The principle of the Nixie tube has been known since the 1910s and 1920s. However until the advent of digital signal processing in the 1950s, the tube had little use. “Nixie” was registered as a trademark and the abbreviation for “Numeric Indicator eXperimental No. 1”. In the 1960s and 1970s, Nixie tubes were mainly used as a numerical display in measuring instruments and electronic calculating machines. Later, with the advent of vacuum fluorescence, light-emitting diode (seven-segment) displays, and liquid crystal displays, they quickly lost their importance.

Source of image: https://hackaday.io/project/19310-multipurpose-nixie-display
Examples of Nixie tubes: ZM1000, ZM1020, ZM1040, ZM1080, ZM1082, ZM1210, ZM1212, ZM1080, ZM1032, CD66A, Z566M, IN 8-2, IN-12, IN-14, IN-16, NL-5441.

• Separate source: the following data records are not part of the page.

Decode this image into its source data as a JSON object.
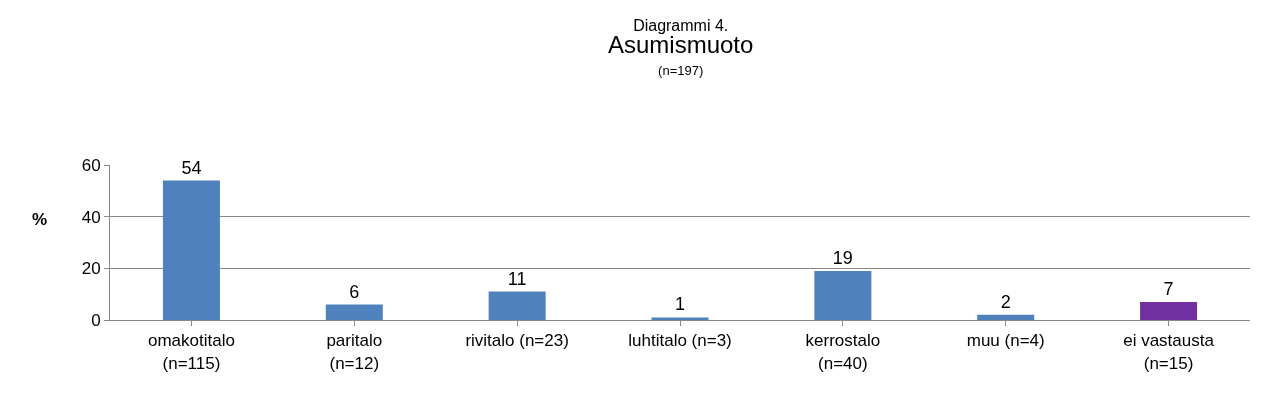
{
  "chart_data": {
    "type": "bar",
    "title": "Diagrammi 4.\nAsumismuoto",
    "subtitle": "(n=197)",
    "ylabel": "%",
    "categories": [
      "omakotitalo\n(n=115)",
      "paritalo\n(n=12)",
      "rivitalo (n=23)",
      "luhtitalo (n=3)",
      "kerrostalo\n(n=40)",
      "muu (n=4)",
      "ei vastausta\n(n=15)"
    ],
    "values": [
      54,
      6,
      11,
      1,
      19,
      2,
      7
    ],
    "colors": [
      "#4f81bd",
      "#4f81bd",
      "#4f81bd",
      "#4f81bd",
      "#4f81bd",
      "#4f81bd",
      "#7030a0"
    ],
    "ylim": [
      0,
      60
    ],
    "yticks": [
      0,
      20,
      40,
      60
    ],
    "grid": "y",
    "data_labels": true
  }
}
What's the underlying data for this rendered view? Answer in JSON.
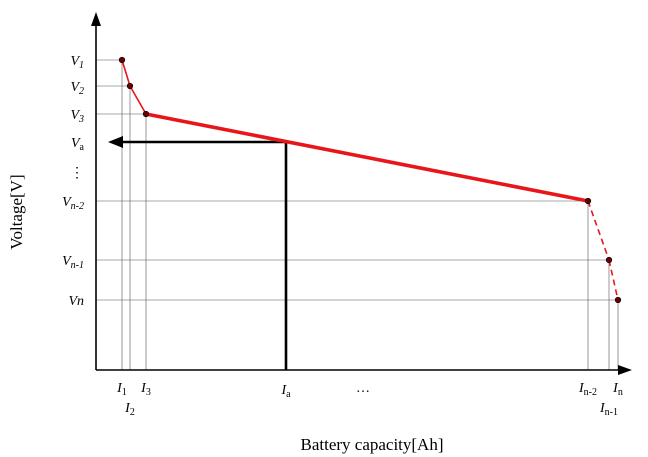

“Burroughs Corporation, National Electronics, Raytheon in the USA, Mullard in England, Gazotron in Ukraine, Philips in the Netherlands, RFT, Telefunken and Siemens in Germany, Rodan in Japan, Tesla in the Czech Republic all stopped the production lines and scrapped the delicate tools and machines used to produce nixie tubes. Tools and machines to which hundreds of engineers and maintainers have dedicated their lives.” (www.daliborfarny.com).